15 March 2012

Beautiful writing

From Thought Catalog, on How You Know:

You want to travel with them. You want to see what they’re like going
through airport security, on planes, in strange countries. You want to
meet their families and charm them to pieces. You want to nestle into
their childhood beds and look around in the dark at all their old
posters. You want to see all the embarrassing photos of them with braces
and socks pulled up mid-calf. You want to hear all the stories about
their drunken nights under the bleachers and their best friend’s jokes.
You want to read all their journals, see how they took notes in high
school. Did they use pen or pencil? What color highlighter?
You want to
work with them, just to see them work. You want to go out with them. You
want to make out with them in the bathroom. You always want to touch
them; you want them to always want to touch you.

You find reasons to disentangle yourself from them; it’s only going
to hurt later, you can tell already. You stay up way past your bedtime
for them. You look at the clock and know their schedule. You neglect
other people and other things, and beat yourself up about it. But it’s
like they have a hold of your hands and your voice, and you don’t mind.
It’s like you’re trapped in an hourglass; you know your lungs might fill
with sand, but there’s something sensual and comforting about the
grains sliding down glass walls and pooling around your ankles, your
knees, your waist.

You like things about their appearance that the rest of the world may
cringe at and call strange, less than perfect. Their broken, reshaped
noses; their little teeth or the gaps in between them; the way they pull
their hair; their narrow hips; their wide shoulders; the depth of their
pores. You can laugh when funny things happen in bed. You usually want
to be in bed with them.

You think they’re smarter, better, friendlier, fitter, happier, more
productive than you are. You strive to be as much as they are, as good
as they are. You try to cheat and figure out what it is they’re going to
teach you, if they’re going to fall from grace, if you’re going to play
a part for them that you never thought you’d play before. You try and
pull patterns and threads of meaning from the conversation or the way
they looked at you the first time you met; what they did, what they
offered. An apple stolen from the bar. Notes from a guitar. Pitchers of
free beer. Pieces of bark with writing on them.

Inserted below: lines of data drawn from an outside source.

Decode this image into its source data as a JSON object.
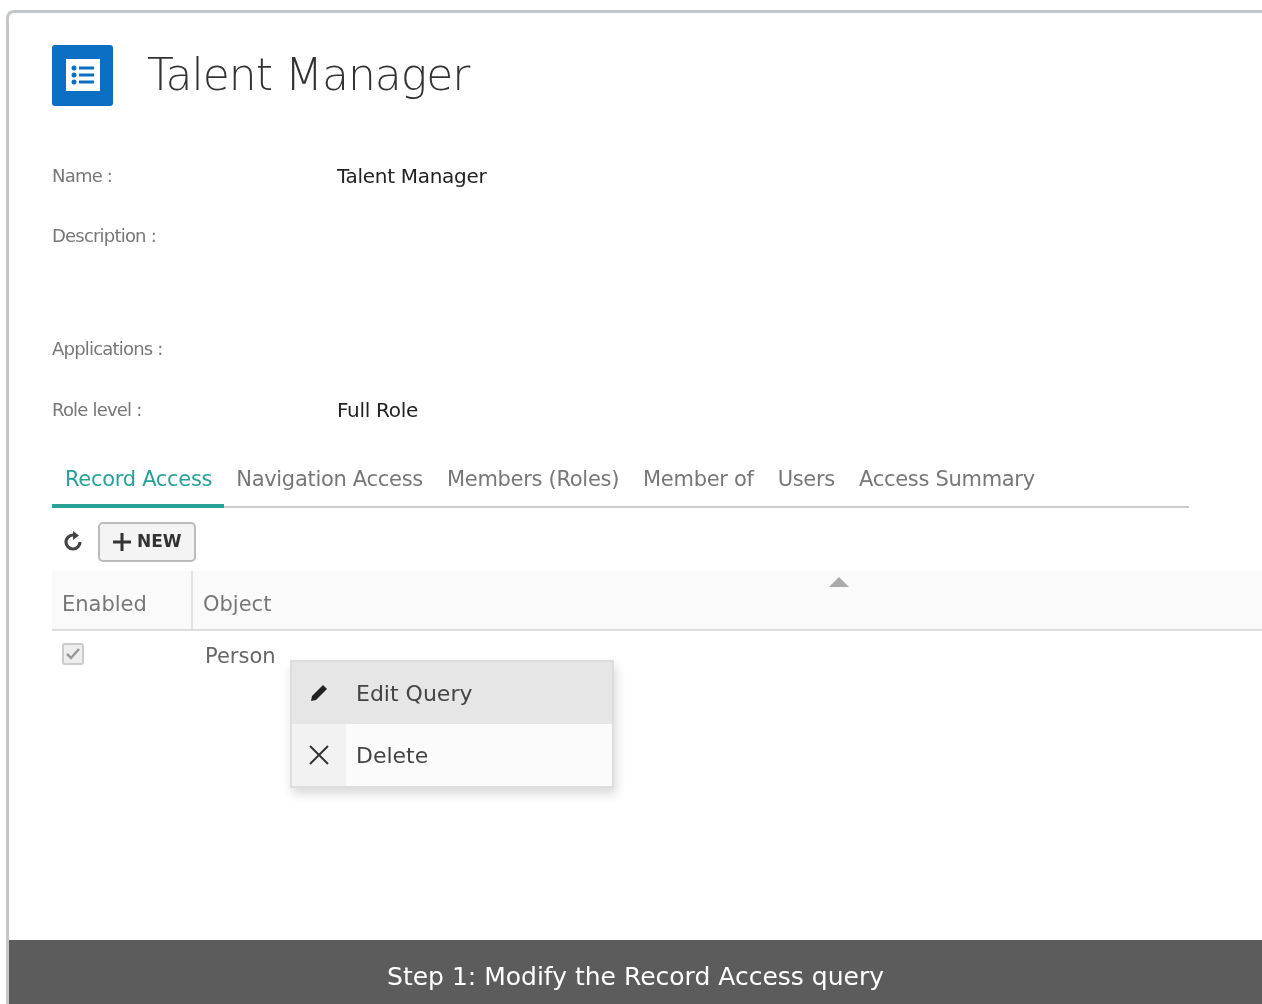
{
  "header": {
    "title": "Talent Manager"
  },
  "fields": [
    {
      "label": "Name :",
      "value": "Talent Manager"
    },
    {
      "label": "Description :"
    },
    {
      "label": "Applications :"
    },
    {
      "label": "Role level :",
      "value": "Full Role"
    }
  ],
  "tabs": [
    {
      "label": "Record Access",
      "selected": true
    },
    {
      "label": "Navigation Access",
      "selected": false
    },
    {
      "label": "Members (Roles)",
      "selected": false
    },
    {
      "label": "Member of",
      "selected": false
    },
    {
      "label": "Users",
      "selected": false
    },
    {
      "label": "Access Summary",
      "selected": false
    }
  ],
  "toolbar": {
    "new_button": "NEW"
  },
  "table": {
    "columns": [
      {
        "label": "Enabled",
        "sorted": false
      },
      {
        "label": "Object",
        "sorted": true
      }
    ],
    "rows": [
      {
        "enabled": true,
        "object": "Person"
      }
    ]
  },
  "context_menu": [
    {
      "kind": "edit",
      "label": "Edit Query",
      "selected": true
    },
    {
      "kind": "delete",
      "label": "Delete",
      "selected": false
    }
  ],
  "caption": "Step 1: Modify the Record Access query"
}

You cherish snippets of them; paste them up in your memories like old
faded scrapbooks clutched to chests for generations. Their skin glows
black and white in your head. They star in the little short films of
your life that sneak up on you when you’re not looking. Like the walk to
the South End for dinner on a quiet corner. The feel of the sun beating
down on you both at an outdoor concert. The way they ordered wine on
your first date. The slow swing of a hammock near a lake. The back seat
of their car.

You can see yourself with them in the future you can’t quite see. You
build apartments outfitted with all the right kitchen supplies and the
perfect bed with two nightstands, each piled with books and magazines.
You wait for them patiently while they chase their dreams; they wait for
you patiently as you chase yours. You sit in bed eating dinner late at
night, drinking tea and wine and whiskey as you tell each other all
about the chasing. You create adopted dogs and cats; you have awkward
conversations about money; you put up with each other’s crap. You see
what they look like standing at the end of a candle-lit aisle in your
grassy front yard and wonder if you’ll make it to the other end to meet
them or if they’ll just end up in the scrapbook clutched to your chest
or flickering on the screen in your brain.